The Leddy approach may not be typical. In Dr. Dorsch’s study, 163 sports parents, including 85 women, answered an online questionnaire about their income and the cost of their children’s athletic endeavors. A majority—60%—spent less than 1% of gross income on their kids’ sports, while 24% spent between 1% and 2%. Just 2% of parents spent more than 5% of income. The just completed study hasn’t been published.

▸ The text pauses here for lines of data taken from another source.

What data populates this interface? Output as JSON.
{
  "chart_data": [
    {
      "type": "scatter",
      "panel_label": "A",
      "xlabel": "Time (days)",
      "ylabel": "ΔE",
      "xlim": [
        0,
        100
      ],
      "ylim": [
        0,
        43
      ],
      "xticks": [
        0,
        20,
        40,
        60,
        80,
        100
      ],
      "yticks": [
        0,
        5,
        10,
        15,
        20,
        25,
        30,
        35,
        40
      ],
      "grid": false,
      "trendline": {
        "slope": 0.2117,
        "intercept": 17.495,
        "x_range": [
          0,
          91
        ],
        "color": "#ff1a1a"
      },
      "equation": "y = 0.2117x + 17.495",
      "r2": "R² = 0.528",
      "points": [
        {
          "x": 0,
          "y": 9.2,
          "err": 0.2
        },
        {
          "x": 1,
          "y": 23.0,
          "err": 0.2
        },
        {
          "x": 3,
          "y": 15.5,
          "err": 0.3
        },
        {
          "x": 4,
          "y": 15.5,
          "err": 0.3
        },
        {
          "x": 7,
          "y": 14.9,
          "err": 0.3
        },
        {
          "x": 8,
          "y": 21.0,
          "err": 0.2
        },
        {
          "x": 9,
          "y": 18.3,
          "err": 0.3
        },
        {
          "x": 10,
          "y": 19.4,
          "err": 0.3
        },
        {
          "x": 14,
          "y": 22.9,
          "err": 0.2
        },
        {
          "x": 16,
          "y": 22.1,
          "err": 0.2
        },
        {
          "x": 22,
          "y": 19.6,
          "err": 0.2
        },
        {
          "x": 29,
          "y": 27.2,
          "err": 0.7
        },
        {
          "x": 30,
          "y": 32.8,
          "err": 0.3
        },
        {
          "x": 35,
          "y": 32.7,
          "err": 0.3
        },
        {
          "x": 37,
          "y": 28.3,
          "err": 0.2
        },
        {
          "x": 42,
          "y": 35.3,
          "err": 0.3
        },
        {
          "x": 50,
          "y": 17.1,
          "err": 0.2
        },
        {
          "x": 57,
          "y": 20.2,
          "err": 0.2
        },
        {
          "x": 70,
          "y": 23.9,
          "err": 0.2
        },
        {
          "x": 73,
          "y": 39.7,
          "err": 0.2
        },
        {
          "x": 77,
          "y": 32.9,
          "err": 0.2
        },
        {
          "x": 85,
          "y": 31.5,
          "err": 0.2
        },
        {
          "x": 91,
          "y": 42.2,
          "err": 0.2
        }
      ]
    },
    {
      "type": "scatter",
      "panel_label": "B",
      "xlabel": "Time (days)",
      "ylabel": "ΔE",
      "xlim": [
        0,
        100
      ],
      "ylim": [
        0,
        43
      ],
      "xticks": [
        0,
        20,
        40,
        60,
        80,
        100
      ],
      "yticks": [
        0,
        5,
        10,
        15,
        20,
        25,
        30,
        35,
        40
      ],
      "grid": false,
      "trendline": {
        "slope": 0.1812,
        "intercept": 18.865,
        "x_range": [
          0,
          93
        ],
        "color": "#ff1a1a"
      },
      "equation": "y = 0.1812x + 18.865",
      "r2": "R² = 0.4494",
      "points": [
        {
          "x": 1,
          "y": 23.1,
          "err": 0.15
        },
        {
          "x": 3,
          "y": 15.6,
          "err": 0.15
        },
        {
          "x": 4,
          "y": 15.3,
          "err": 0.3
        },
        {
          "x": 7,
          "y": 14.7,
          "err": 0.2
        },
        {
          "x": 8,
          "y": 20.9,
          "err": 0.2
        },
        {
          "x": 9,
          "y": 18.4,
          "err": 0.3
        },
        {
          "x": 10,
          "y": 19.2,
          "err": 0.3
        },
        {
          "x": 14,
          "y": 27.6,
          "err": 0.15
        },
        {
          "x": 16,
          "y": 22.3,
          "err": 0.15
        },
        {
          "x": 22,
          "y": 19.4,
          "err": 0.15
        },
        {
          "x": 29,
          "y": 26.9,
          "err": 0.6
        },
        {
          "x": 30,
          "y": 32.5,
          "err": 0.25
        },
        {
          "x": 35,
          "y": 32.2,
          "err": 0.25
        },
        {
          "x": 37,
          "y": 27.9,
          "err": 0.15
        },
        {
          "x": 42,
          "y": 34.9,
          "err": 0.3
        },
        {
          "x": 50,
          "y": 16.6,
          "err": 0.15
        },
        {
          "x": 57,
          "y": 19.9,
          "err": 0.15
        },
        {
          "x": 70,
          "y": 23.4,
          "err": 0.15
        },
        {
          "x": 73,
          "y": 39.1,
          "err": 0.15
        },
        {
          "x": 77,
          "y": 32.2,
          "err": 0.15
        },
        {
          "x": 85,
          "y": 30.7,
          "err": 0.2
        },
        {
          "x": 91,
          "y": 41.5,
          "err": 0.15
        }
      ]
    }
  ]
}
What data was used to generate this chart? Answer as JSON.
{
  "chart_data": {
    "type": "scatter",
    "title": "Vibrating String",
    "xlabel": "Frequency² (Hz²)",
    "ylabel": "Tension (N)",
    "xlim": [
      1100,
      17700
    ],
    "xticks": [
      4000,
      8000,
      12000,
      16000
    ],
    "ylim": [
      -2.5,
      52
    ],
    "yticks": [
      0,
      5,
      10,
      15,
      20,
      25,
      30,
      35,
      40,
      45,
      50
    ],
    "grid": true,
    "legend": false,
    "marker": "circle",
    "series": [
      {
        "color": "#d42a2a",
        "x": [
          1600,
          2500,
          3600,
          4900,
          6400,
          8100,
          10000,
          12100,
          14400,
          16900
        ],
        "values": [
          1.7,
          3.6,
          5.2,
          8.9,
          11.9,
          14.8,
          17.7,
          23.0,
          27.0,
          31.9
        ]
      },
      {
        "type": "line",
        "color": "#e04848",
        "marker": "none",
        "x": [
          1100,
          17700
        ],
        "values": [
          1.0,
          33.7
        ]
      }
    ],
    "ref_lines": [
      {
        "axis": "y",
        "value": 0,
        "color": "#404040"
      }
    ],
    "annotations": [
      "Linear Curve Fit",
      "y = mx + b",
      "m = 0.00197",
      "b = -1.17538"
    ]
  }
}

After their children completed a separate survey, researchers concluded that youth enjoyment and motivation declined as parental spending rose. In one case, a mother in a home with gross annual income of $200,000 reported spending more than $20,000 on her 18-year-old daughter’s volleyball career. In turn, the daughter reported feeling a high degree of pressure (4 on a scale of 5) and low degree of motivation (2.5 on a scale of 5). “The more parents spent, the more the kids seemed to feel the pressure of doing well for Mom and Dad,” says Dr. Dorsch.

In 25 years of coaching, Courtney Pollins, president of Big Apple Youth Football in New York, says he has found that parents who hire private coaches and buy the most expensive shoes “tend to be the same parents who are over-involved—yelling at the coaches and yelling at their own kids. I tell them to go home and not come back to practice.”

Dr. Gould, of Michigan State, recently completed a review of the academic literature on parental involvement in youth sports. His finding: Young athletes thrive upon parental support—but only to a point. The review cites evidence that coaches may avoid young athletes whose parents take too active a role, and it makes mention of a study in which 13% of young tennis players reported that their parents had hit them after matches. One study mentioned by Dr. Gould suggests parents may want to invest in their own athletic pursuit: It showed that adolescents are twice as likely to play organized sports if their parents are physically active.

How about the parents of champions? A study of 10 U.S. Olympic champions found their parents exerted “little external pressure to succeed” while expressing faith in the child’s ability and emphasizing “if you are going to do it, do it right,” according to Dr. Gould’s paper, which hasn’t been published.

Dara Torres, a 12-time Olympic swimming medalist, figured her career might intimidate her daughter’s swim coaches. So Ms. Torres vowed to keep quiet during the 8-year-old’s practice sessions. But when Ms. Torres recently saw several swimmers on her daughter’s team struggling to perform a drill without fins, she told the coaches that even elite swimmers don fins for that drill. “They’re using fins now,” says Ms. Torres, of Boston.